Dheepan received the Palme d’Or at Cannes Festival
The film was nominated in 9 different categories at the Cannes Festival in 2015 (best director, best actor for Antonythasan Jesuthasan) and was awarded for the most prestigious prize: the Palme d’Or. Like Martin Scorcese’s Taxi Driver in 1976 and Roman Polanski’s The Pianist in 2002, Dheepan received this prize, considered as one of the most important awards of the cinema industry. Since its creation in 1955, Jacques Audiard is the tenth French director to have received the Palme d’Or.
According to the jurors Guillermo del Toro and Rossy de Palma, Dheepan “is real cinema and we feel deeply concerned by what’s happening in the Mediterranean.” The director convinced the jury with a straightforward but effective film, which makes us part of the characters’ lives. Audiard chose to keep the dialogues in Tamil, except when Dheepan, Yalini and Illayaal try to learn French. The film is critical of the migrants’ living conditions but avoids pathos by remaining faithful to reality. After the ceremony, Jacques Audiard said he hopes Cannes will “help the situation” for the refugees in Europe. He started writing the film 5 years ago, when the migrants crisis “wasn’t so appalling” but he claimed it is “important to reflect” the situation.
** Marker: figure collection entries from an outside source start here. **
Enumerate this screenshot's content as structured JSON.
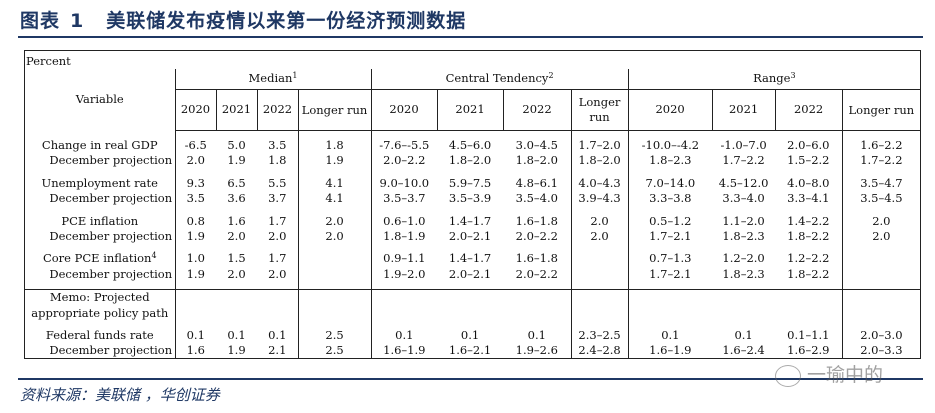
{
  "figure": {
    "label": "图表",
    "number": "1",
    "title": "美联储发布疫情以来第一份经济预测数据"
  },
  "table": {
    "unit": "Percent",
    "variable_header": "Variable",
    "groups": [
      {
        "name": "Median",
        "note": "1"
      },
      {
        "name": "Central Tendency",
        "note": "2"
      },
      {
        "name": "Range",
        "note": "3"
      }
    ],
    "year_headers": [
      "2020",
      "2021",
      "2022",
      "Longer run"
    ],
    "rows": [
      {
        "label": "Change in real GDP",
        "sub_label": "December projection",
        "median": [
          [
            "-6.5",
            "2.0"
          ],
          [
            "5.0",
            "1.9"
          ],
          [
            "3.5",
            "1.8"
          ],
          [
            "1.8",
            "1.9"
          ]
        ],
        "central": [
          [
            "-7.6–-5.5",
            "2.0–2.2"
          ],
          [
            "4.5–6.0",
            "1.8–2.0"
          ],
          [
            "3.0–4.5",
            "1.8–2.0"
          ],
          [
            "1.7–2.0",
            "1.8–2.0"
          ]
        ],
        "range": [
          [
            "-10.0–-4.2",
            "1.8–2.3"
          ],
          [
            "-1.0–7.0",
            "1.7–2.2"
          ],
          [
            "2.0–6.0",
            "1.5–2.2"
          ],
          [
            "1.6–2.2",
            "1.7–2.2"
          ]
        ]
      },
      {
        "label": "Unemployment rate",
        "sub_label": "December projection",
        "median": [
          [
            "9.3",
            "3.5"
          ],
          [
            "6.5",
            "3.6"
          ],
          [
            "5.5",
            "3.7"
          ],
          [
            "4.1",
            "4.1"
          ]
        ],
        "central": [
          [
            "9.0–10.0",
            "3.5–3.7"
          ],
          [
            "5.9–7.5",
            "3.5–3.9"
          ],
          [
            "4.8–6.1",
            "3.5–4.0"
          ],
          [
            "4.0–4.3",
            "3.9–4.3"
          ]
        ],
        "range": [
          [
            "7.0–14.0",
            "3.3–3.8"
          ],
          [
            "4.5–12.0",
            "3.3–4.0"
          ],
          [
            "4.0–8.0",
            "3.3–4.1"
          ],
          [
            "3.5–4.7",
            "3.5–4.5"
          ]
        ]
      },
      {
        "label": "PCE inflation",
        "sub_label": "December projection",
        "median": [
          [
            "0.8",
            "1.9"
          ],
          [
            "1.6",
            "2.0"
          ],
          [
            "1.7",
            "2.0"
          ],
          [
            "2.0",
            "2.0"
          ]
        ],
        "central": [
          [
            "0.6–1.0",
            "1.8–1.9"
          ],
          [
            "1.4–1.7",
            "2.0–2.1"
          ],
          [
            "1.6–1.8",
            "2.0–2.2"
          ],
          [
            "2.0",
            "2.0"
          ]
        ],
        "range": [
          [
            "0.5–1.2",
            "1.7–2.1"
          ],
          [
            "1.1–2.0",
            "1.8–2.3"
          ],
          [
            "1.4–2.2",
            "1.8–2.2"
          ],
          [
            "2.0",
            "2.0"
          ]
        ]
      },
      {
        "label": "Core PCE inflation",
        "note": "4",
        "sub_label": "December projection",
        "median": [
          [
            "1.0",
            "1.9"
          ],
          [
            "1.5",
            "2.0"
          ],
          [
            "1.7",
            "2.0"
          ],
          [
            "",
            ""
          ]
        ],
        "central": [
          [
            "0.9–1.1",
            "1.9–2.0"
          ],
          [
            "1.4–1.7",
            "2.0–2.1"
          ],
          [
            "1.6–1.8",
            "2.0–2.2"
          ],
          [
            "",
            ""
          ]
        ],
        "range": [
          [
            "0.7–1.3",
            "1.7–2.1"
          ],
          [
            "1.2–2.0",
            "1.8–2.3"
          ],
          [
            "1.2–2.2",
            "1.8–2.2"
          ],
          [
            "",
            ""
          ]
        ]
      }
    ],
    "memo": {
      "line1": "Memo: Projected",
      "line2": "appropriate policy path"
    },
    "funds_row": {
      "label": "Federal funds rate",
      "sub_label": "December projection",
      "median": [
        [
          "0.1",
          "1.6"
        ],
        [
          "0.1",
          "1.9"
        ],
        [
          "0.1",
          "2.1"
        ],
        [
          "2.5",
          "2.5"
        ]
      ],
      "central": [
        [
          "0.1",
          "1.6–1.9"
        ],
        [
          "0.1",
          "1.6–2.1"
        ],
        [
          "0.1",
          "1.9–2.6"
        ],
        [
          "2.3–2.5",
          "2.4–2.8"
        ]
      ],
      "range": [
        [
          "0.1",
          "1.6–1.9"
        ],
        [
          "0.1",
          "1.6–2.4"
        ],
        [
          "0.1–1.1",
          "1.6–2.9"
        ],
        [
          "2.0–3.0",
          "2.0–3.3"
        ]
      ]
    }
  },
  "source": "资料来源：美联储 ，华创证券",
  "watermark": "一瑜中的"
}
The actors’ performances are breathtaking
For his seventh feature, Jacques Audiard bet on a cast of little-known actors, and it was a bet which paid off! Antonythasan Jesuthasan, Kalieaswari Srinivasan and Claudine Vinasithamby are fascinating in the roles of the three refugees. As they don’t overplay and express emotions naturally, you feel empathy for these migrants lying to the French government to build a new life and trying to forget their own country. Claudine, 11 years old, is particularly breathtaking in her first role and acts as if she has been doing it all her life. Antonythasan Jesuthasan, as Dheepan, was not chosen randomly : he knows more than anyone how traumatising civil war can be. He was recruited to fight for the Liberation Tigers of Sri Lanka when he was 16, and left three years later for Thailand, then for France. Jacques Audiard has therefore carefully selected the actors playing the Sri Lankan refugees to deliver a realistic film. This is a winning team!
You will know more about the migrants’ situation
If you only listen to the media, you will not know a lot about how refugees live once they are in Europe. Jacques Audiard has brought to light the difficulty of adapting to a new country. Dheepan, Yalini and Illayaal did not know each other before leaving their country. They have fled from the bullets and found themselves in a violent suburb, reliving the traumas of Sri Lanka. They try, after all, to survive together as a family and to be accepted by the society. Learning another language, trying to be understood by others and finding a job is a part of their new daily life.
In brief, Dheepan is a moving film that puts the issues into perspective. In cinemas April 8. All the screenings here.
Other French films to watch on the same subject: The Pirogue by Moussa Touré and Eden is West (Eden à l’Ouest) by Costa-Gavras.